Water isn’t difficult terrain in 5e by default. That said, just as moving through difficult terrain counts 1 foot as 2, swimming effectively halves a creature’s movement speed unless they have a specified swim speed.
Of course, particularly choppy or rough waters may get considered as difficult terrain you a Game Master’s discretion. But, that’s a homebrew option and not part of the base rules. In fact, the rules actually suggest making creatures roll Strength (Athletics) checks to make progress in rough waters.
How Does Swimming in Heavy Armor Work?
5e’s rules for swimming don’t take into account the type of armor a character wears. As such, wearing heavy armor has no effect on a character’s ability to swim.
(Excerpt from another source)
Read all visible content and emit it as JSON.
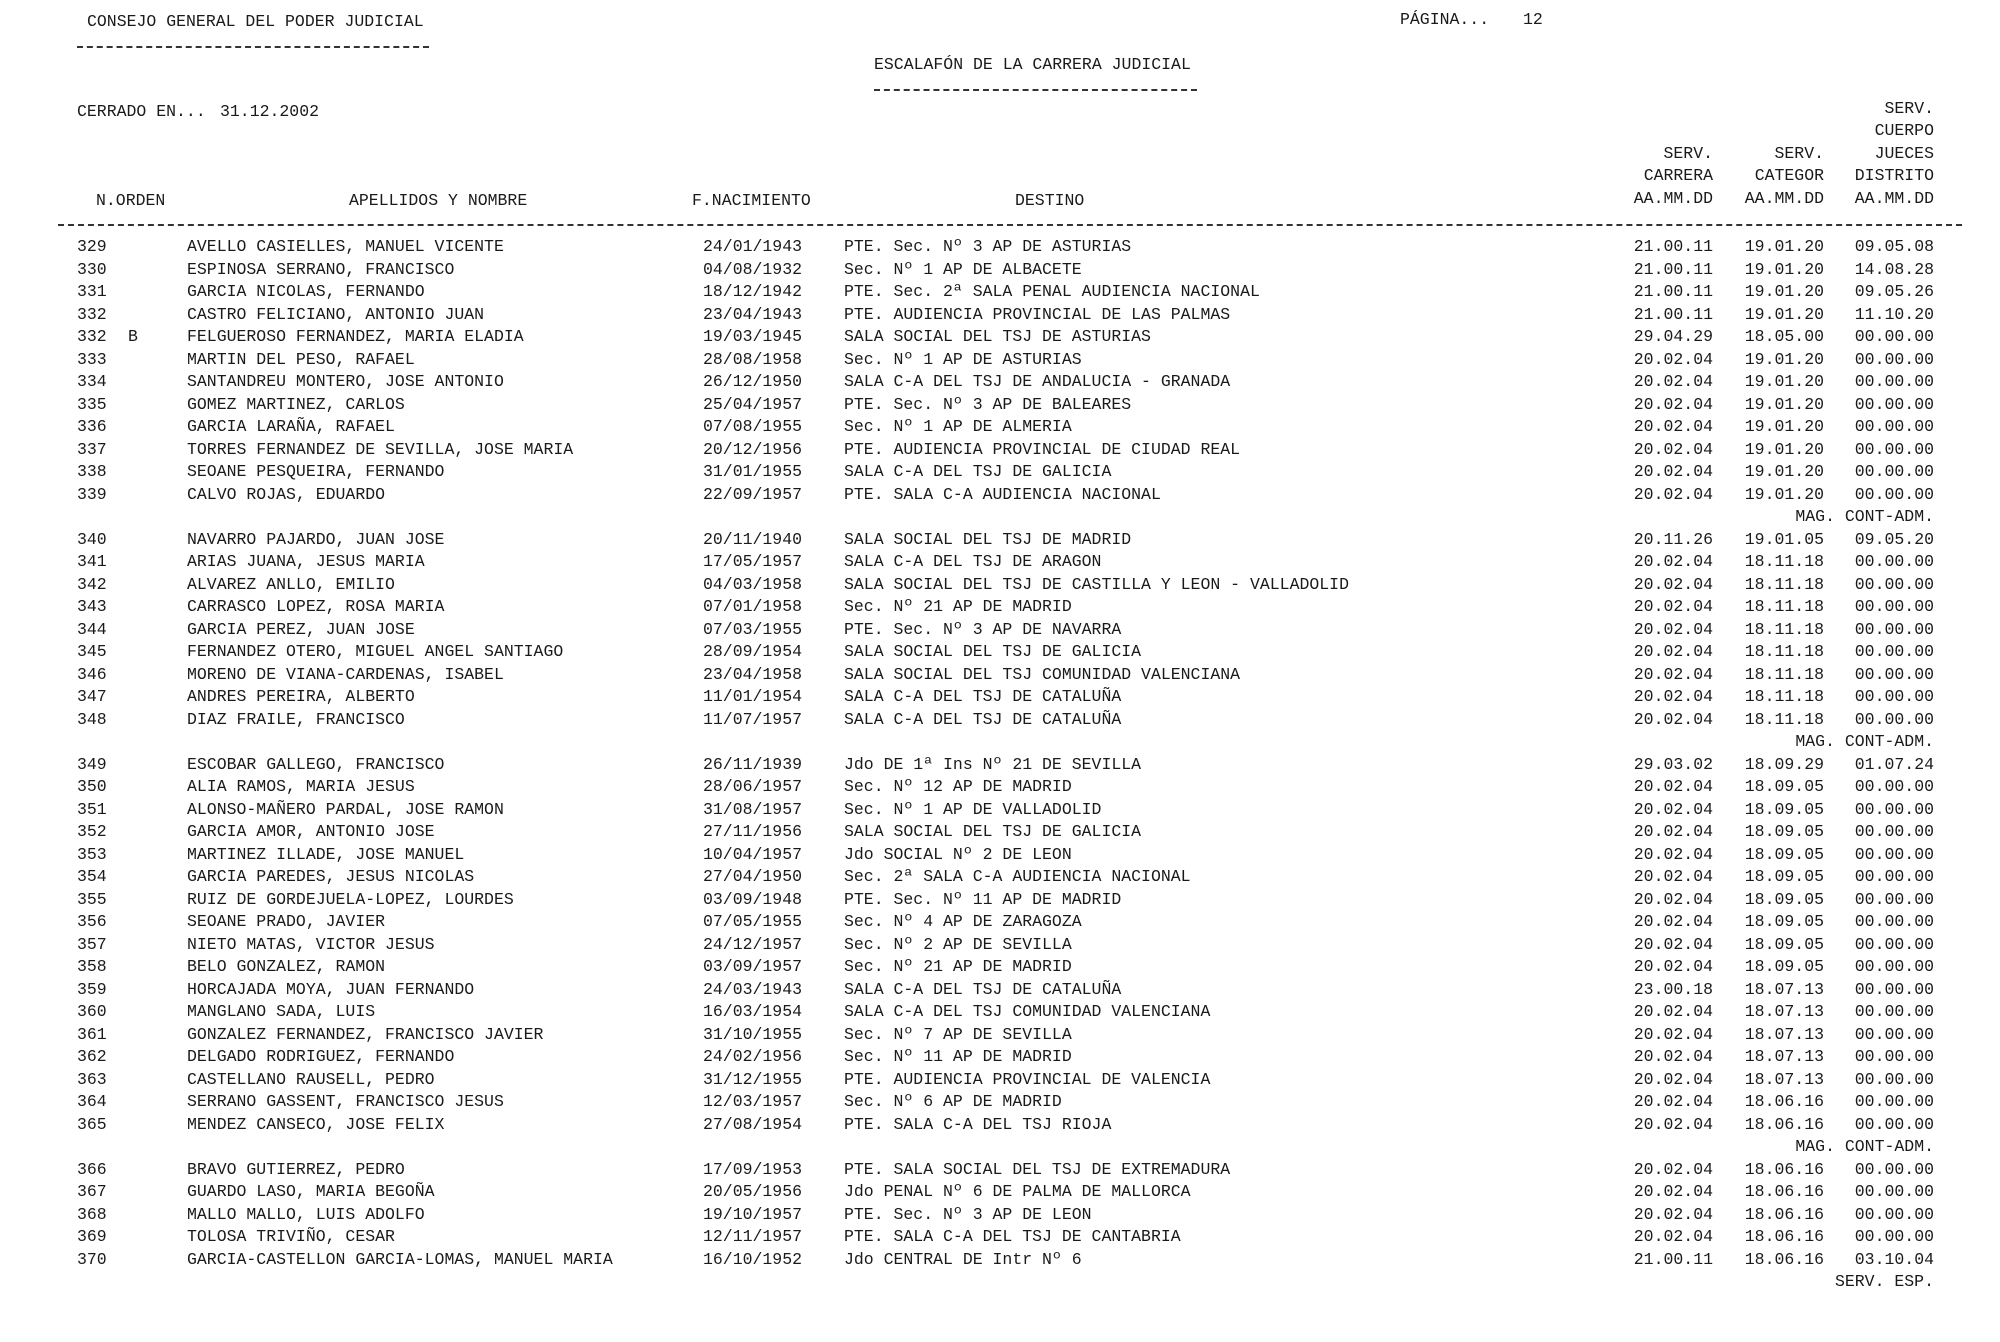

The type of armor your player character doesn’t affect their ability to swim in 5e. So, regardless if your character has light, medium, or heavy armor, they can still swim according to the existing rules for swimming.
Summary on D&D 5e’s Swimming Rules
That covers how swimming works in D&D 5e.
Most creatures and player characters don’t have a specified swimming speed, so they treat each single foot moved in water as 2 for movement purposes. As such, moving and fighting while swimming and underwater is much harder unless they have a specific swim speed which players can get through a myriad of methods at character creation or through magical effects.
Make sure to follow Role Player’s Respite for more rules clarifications, mechanic breakdowns, and inspiration for your game!
2 thoughts on “A Guide on How Swimming Works in D&D 5e”
Swimming is another example of how D&D has become more of a super adventurer game instead of a good adventuring game like it was. It used to be that adventuring was dangerous and perilous, and characters had to play in a way to survive and grow. Now they are like characters in a video game. Players look for ways to beat build super characters rather than roleplay challenging characters. Swimming use to be a skill that, if you didn’t have it, you couldn’t use it. Now everyone can swim, including in heavy armor !?! Time to leave D&D behind our go back to the basics.
Agreed. Wholeheartedly. Swimming is yet another example of things that D&D over complicates and simultaneously gets wrong. Just look at the length of this article needed to EXPLAIN swim speed in D&D. D&D used to be a half way decent adventure game. In recent versions, it’s become a mess of complexity and ridiculous abstractions. Time to find (or build) a better game.